A three-drug cocktail can eliminate the hepatitis C virus in patients far more effectively than the current two-drug regimen, according to researchers at Henry Ford Hospital.

“This study represents a remarkable advance and a potential cure for people with hepatitis C who have not responded to previous therapy,” says co-author Stuart C. Gordon, MD, chief of hepatology at Henry Ford.

“We will soon have a new standard of treatment for hepatitis C patients,” says Dr. Gordon. “This study ushers in a new era of drug development that will provide a host of antiviral agents to treat hepatitis C, and we are now witnessing dramatic and rapid advances in how we will be able to treat these patients.”

The results of the global study were published Mar 31 by The New England Journal of Medicine. / .

Hepatitis C Facts

• There is currently no vaccine for hepatitis C.

• At least 3.2 million Americans (and 270-300 million worldwide) are infected with hepatitis C, a chronic viral disease affecting the liver.

• Most people who are infected with hepatitis C remain without symptoms for years, yet the virus persists in the liver of about 85% of those infected.

• The current standard antiviral treatments have been able to cure about half of those with persistent infection.

• If infection progresses to produce symptoms of advanced liver disease, it is often too late to offer the current treatment regimens.

• The infection may lead to scarring of the liver (cirrhosis), liver cancer or the need for liver transplant.

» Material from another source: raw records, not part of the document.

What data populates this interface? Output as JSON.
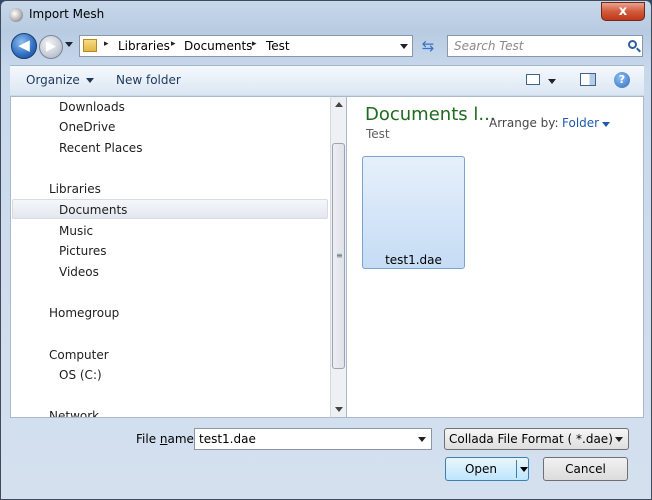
{
  "window": {
    "title": "Import Mesh",
    "close_label": "x"
  },
  "nav": {
    "back_glyph": "◀",
    "forward_glyph": "▶",
    "breadcrumbs": [
      "Libraries",
      "Documents",
      "Test"
    ],
    "crumb_separator": "▸",
    "refresh_glyph": "⇆",
    "search_placeholder": "Search Test"
  },
  "toolbar": {
    "organize": "Organize",
    "new_folder": "New folder",
    "help_glyph": "?"
  },
  "sidebar": {
    "items": [
      "Downloads",
      "OneDrive",
      "Recent Places",
      "Libraries",
      "Documents",
      "Music",
      "Pictures",
      "Videos",
      "Homegroup",
      "Computer",
      "OS (C:)",
      "Network"
    ],
    "selected": "Documents"
  },
  "content": {
    "library_title": "Documents l...",
    "library_subtitle": "Test",
    "arrange_label": "Arrange by:",
    "arrange_value": "Folder",
    "files": [
      {
        "name": "test1.dae"
      }
    ]
  },
  "footer": {
    "file_name_label_prefix": "File ",
    "file_name_label_accel": "n",
    "file_name_label_suffix": "ame:",
    "file_name_value": "test1.dae",
    "file_type": "Collada File Format ( *.dae)",
    "open_label": "Open",
    "cancel_label": "Cancel"
  },
  "colors": {
    "library_title": "#1e6a1e",
    "link_blue": "#1e5aa8",
    "selected_row": "#e3e8ef"
  }
}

• The Centers for Disease Control and Prevention estimates that more than 12,000 people in the US die each year of liver disease and liver cancer associated with the hepatitis C virus.

• The virus was spread through contact with infected blood products before 1990; and often via injection drug use or the sharing of straws during the use of cocaine.

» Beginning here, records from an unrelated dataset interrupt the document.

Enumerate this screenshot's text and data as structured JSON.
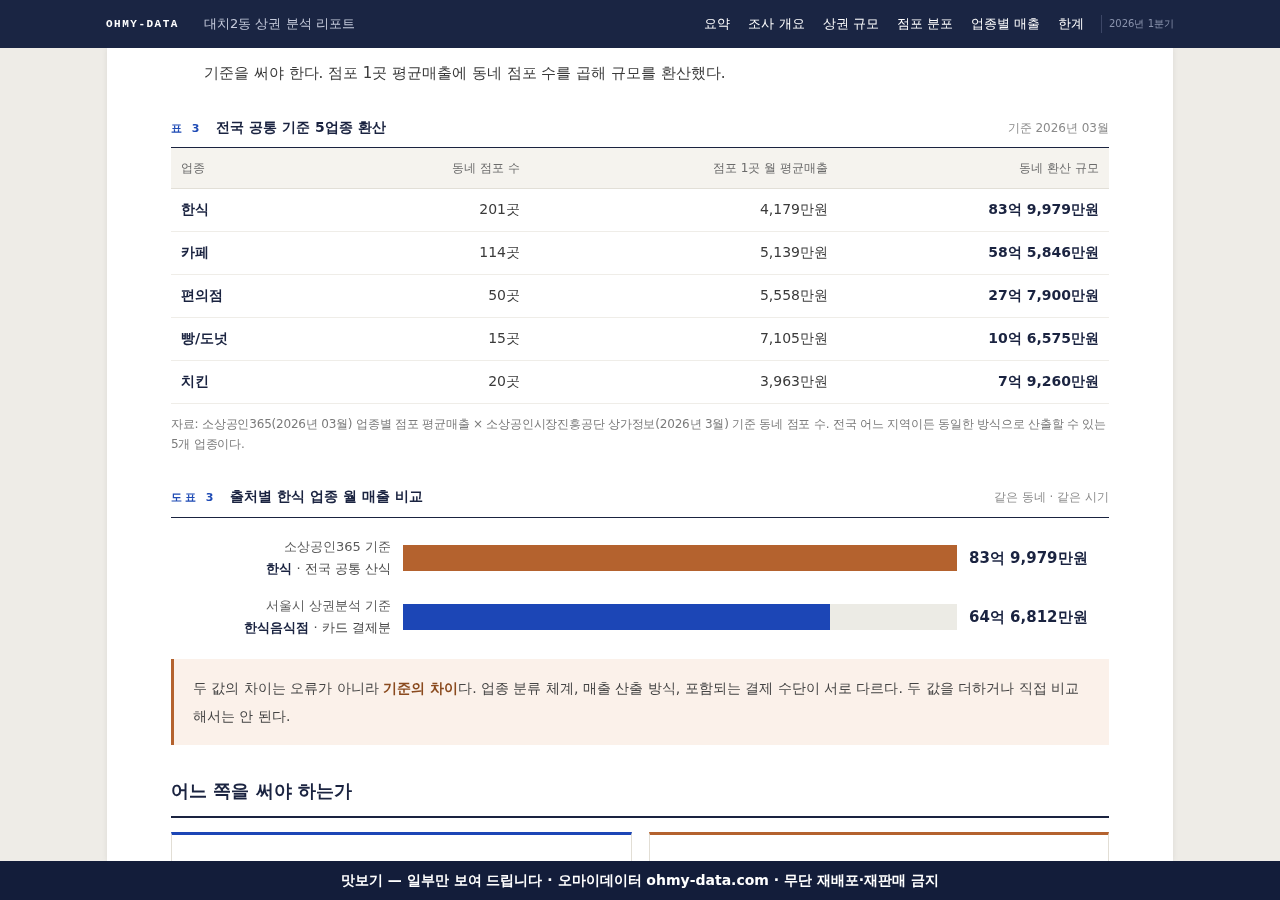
{
  "header": {
    "brand": "OHMY-DATA",
    "title": "대치2동 상권 분석 리포트",
    "nav": [
      "요약",
      "조사 개요",
      "상권 규모",
      "점포 분포",
      "업종별 매출",
      "한계"
    ],
    "period": "2026년 1분기"
  },
  "intro": "기준을 써야 한다. 점포 1곳 평균매출에 동네 점포 수를 곱해 규모를 환산했다.",
  "table": {
    "label": "표 3",
    "title": "전국 공통 기준 5업종 환산",
    "meta": "기준 2026년 03월",
    "columns": [
      "업종",
      "동네 점포 수",
      "점포 1곳 월 평균매출",
      "동네 환산 규모"
    ],
    "rows": [
      [
        "한식",
        "201곳",
        "4,179만원",
        "83억 9,979만원"
      ],
      [
        "카페",
        "114곳",
        "5,139만원",
        "58억 5,846만원"
      ],
      [
        "편의점",
        "50곳",
        "5,558만원",
        "27억 7,900만원"
      ],
      [
        "빵/도넛",
        "15곳",
        "7,105만원",
        "10억 6,575만원"
      ],
      [
        "치킨",
        "20곳",
        "3,963만원",
        "7억 9,260만원"
      ]
    ],
    "note": "자료: 소상공인365(2026년 03월) 업종별 점포 평균매출 × 소상공인시장진흥공단 상가정보(2026년 3월) 기준 동네 점포 수. 전국 어느 지역이든 동일한 방식으로 산출할 수 있는 5개 업종이다."
  },
  "figure": {
    "label": "도표 3",
    "title": "출처별 한식 업종 월 매출 비교",
    "meta": "같은 동네 · 같은 시기",
    "rows": [
      {
        "source": "소상공인365 기준",
        "scope": "**한식** · 전국 공통 산식",
        "level": 1,
        "reading": "83억 9,979만원",
        "color": "#b4622e"
      },
      {
        "source": "서울시 상권분석 기준",
        "scope": "**한식음식점** · 카드 결제분",
        "level": 0.77,
        "reading": "64억 6,812만원",
        "color": "#1c46b6"
      }
    ]
  },
  "callout": "두 값의 차이는 오류가 아니라 **기준의 차이**다. 업종 분류 체계, 매출 산출 방식, 포함되는 결제 수단이 서로 다르다. 두 값을 더하거나 직접 비교해서는 안 된다.",
  "section": {
    "heading": "어느 쪽을 써야 하는가",
    "cards": [
      {
        "color": "#1c46b6"
      },
      {
        "color": "#b4622e"
      }
    ]
  },
  "banner": "맛보기 — 일부만 보여 드립니다 · 오마이데이터 ohmy-data.com · 무단 재배포·재판매 금지"
}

• Among immigrants to the U.S. from Asian, African, Middle Eastern and Eastern European countries, the virus may have been transmitted via the use of non-sterile glass syringes used for vaccination purposes.

Study Details

Boceprevir is a protease inhibitor, a new class of direct-acting antiviral agent that specifically targets and inhibits the replication of the hepatitis C virus. Peginterferon & ribavirin are the current standard of care.

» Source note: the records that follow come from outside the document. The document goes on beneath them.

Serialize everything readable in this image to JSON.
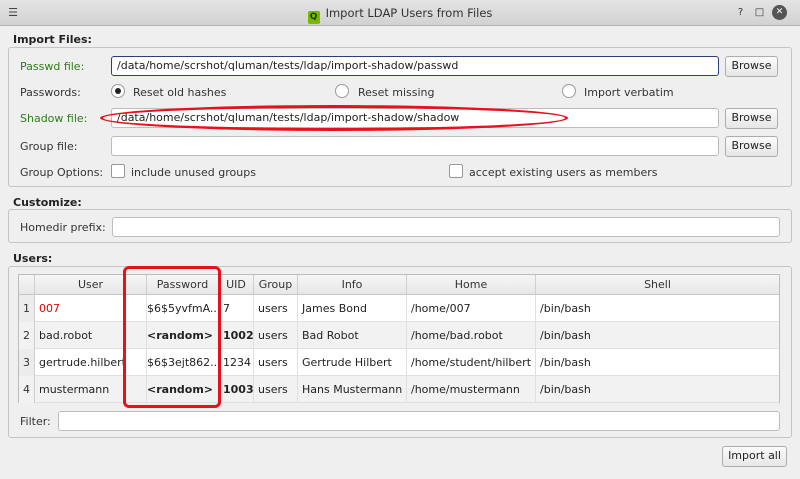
{
  "window": {
    "title": "Import LDAP Users from Files",
    "menu_icon": "menu-icon",
    "app_icon": "qluman-icon",
    "app_icon_glyph": "Q",
    "help_glyph": "?",
    "maximize_glyph": "□",
    "close_glyph": "✕"
  },
  "import_files": {
    "section_title": "Import Files:",
    "passwd_label": "Passwd file:",
    "passwd_value": "/data/home/scrshot/qluman/tests/ldap/import-shadow/passwd",
    "passwd_browse": "Browse",
    "passwords_label": "Passwords:",
    "radio_options": [
      "Reset old hashes",
      "Reset missing",
      "Import verbatim"
    ],
    "radio_selected": "Reset old hashes",
    "shadow_label": "Shadow file:",
    "shadow_value": "/data/home/scrshot/qluman/tests/ldap/import-shadow/shadow",
    "shadow_browse": "Browse",
    "group_label": "Group file:",
    "group_value": "",
    "group_browse": "Browse",
    "group_options_label": "Group Options:",
    "include_unused_label": "include unused groups",
    "accept_existing_label": "accept existing users as members"
  },
  "customize": {
    "section_title": "Customize:",
    "homedir_label": "Homedir prefix:",
    "homedir_value": ""
  },
  "users": {
    "section_title": "Users:",
    "columns": [
      "User",
      "Password",
      "UID",
      "Group",
      "Info",
      "Home",
      "Shell"
    ],
    "rows": [
      {
        "num": "1",
        "user": "007",
        "password": "$6$5yvfmA...",
        "uid": "7",
        "group": "users",
        "info": "James Bond",
        "home": "/home/007",
        "shell": "/bin/bash"
      },
      {
        "num": "2",
        "user": "bad.robot",
        "password": "<random>",
        "uid": "1002",
        "group": "users",
        "info": "Bad Robot",
        "home": "/home/bad.robot",
        "shell": "/bin/bash"
      },
      {
        "num": "3",
        "user": "gertrude.hilbert",
        "password": "$6$3ejt862...",
        "uid": "1234",
        "group": "users",
        "info": "Gertrude Hilbert",
        "home": "/home/student/hilbert",
        "shell": "/bin/bash"
      },
      {
        "num": "4",
        "user": "mustermann",
        "password": "<random>",
        "uid": "1003",
        "group": "users",
        "info": "Hans Mustermann",
        "home": "/home/mustermann",
        "shell": "/bin/bash"
      }
    ],
    "filter_label": "Filter:",
    "filter_value": ""
  },
  "footer": {
    "import_all": "Import all"
  },
  "colors": {
    "annotation": "#e8101a",
    "label_green": "#2e7d1a",
    "user_red": "#e00000"
  }
}
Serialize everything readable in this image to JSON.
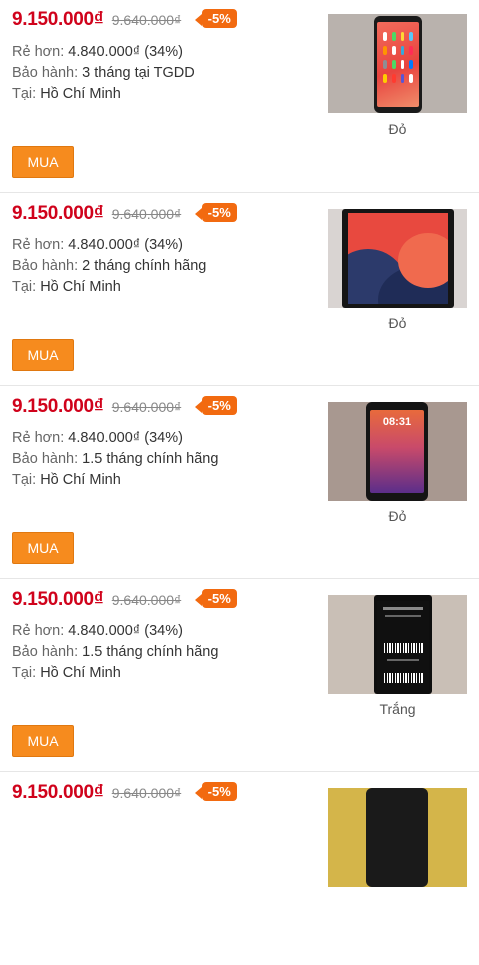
{
  "labels": {
    "cheaper": "Rẻ hơn:",
    "warranty": "Bảo hành:",
    "location": "Tại:",
    "buy": "MUA"
  },
  "colors": {
    "price": "#d0021b",
    "discount_badge": "#f26a10",
    "buy_button": "#f68b1e"
  },
  "items": [
    {
      "price": "9.150.000₫",
      "old_price": "9.640.000₫",
      "discount": "-5%",
      "cheaper_value": "4.840.000₫ (34%)",
      "warranty_value": "3 tháng tại TGDD",
      "location_value": "Hồ Chí Minh",
      "color": "Đỏ"
    },
    {
      "price": "9.150.000₫",
      "old_price": "9.640.000₫",
      "discount": "-5%",
      "cheaper_value": "4.840.000₫ (34%)",
      "warranty_value": "2 tháng chính hãng",
      "location_value": "Hồ Chí Minh",
      "color": "Đỏ"
    },
    {
      "price": "9.150.000₫",
      "old_price": "9.640.000₫",
      "discount": "-5%",
      "cheaper_value": "4.840.000₫ (34%)",
      "warranty_value": "1.5 tháng chính hãng",
      "location_value": "Hồ Chí Minh",
      "color": "Đỏ"
    },
    {
      "price": "9.150.000₫",
      "old_price": "9.640.000₫",
      "discount": "-5%",
      "cheaper_value": "4.840.000₫ (34%)",
      "warranty_value": "1.5 tháng chính hãng",
      "location_value": "Hồ Chí Minh",
      "color": "Trắng"
    },
    {
      "price": "9.150.000₫",
      "old_price": "9.640.000₫",
      "discount": "-5%"
    }
  ]
}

In the study, researchers randomly assigned patients to one of three groups. In all three groups, patients received peginterferon and ribavirin (the current standard of care) for four weeks. Then:

• A control group (group 1) continued to receive only peginterferon–ribavirin for 44 additional weeks;

• Group 2 received boceprevir plus peginterferon–ribavirin for 32 weeks. Of this group, patients who’d had a detectable hepatitis C virus level at treatment week 8 received placebo plus peginterferon-ribavirin for an additional 12 weeks;

• And group 3 received boceprevir plus peginterferon–ribavirin for 44 weeks.

Study Results

Results showed the rate of sustained virologic response (loss of the virus) was significantly higher in the two boceprevir groups (group 2, 59%; group 3, 66%) than in the control group (21%).

Among patients with an undetectable hepatitis C virus level at treatment week 8, the rate of sustained virologic response was:

• 86% after 32 weeks of triple therapy,

• And 88% after 44 weeks of triple therapy.

A sustained virologic response generally translates into a long-term eradication of virus, or cure.

“We can conclude that boceprevir, when added to peginterferon and ribavirin, leads to high rates of sustained virologic response in difficult-to-treat patients,” explains Dr. Gordon.

In an accompanying article in the same issue of The New England Journal of Medicine, treatment of previously untreated hepatitis C patients with the same three-drug cocktail likewise showed significantly higher response rates than the current two-drug regimen.

The study was funded by Schering-Plough (now Merck).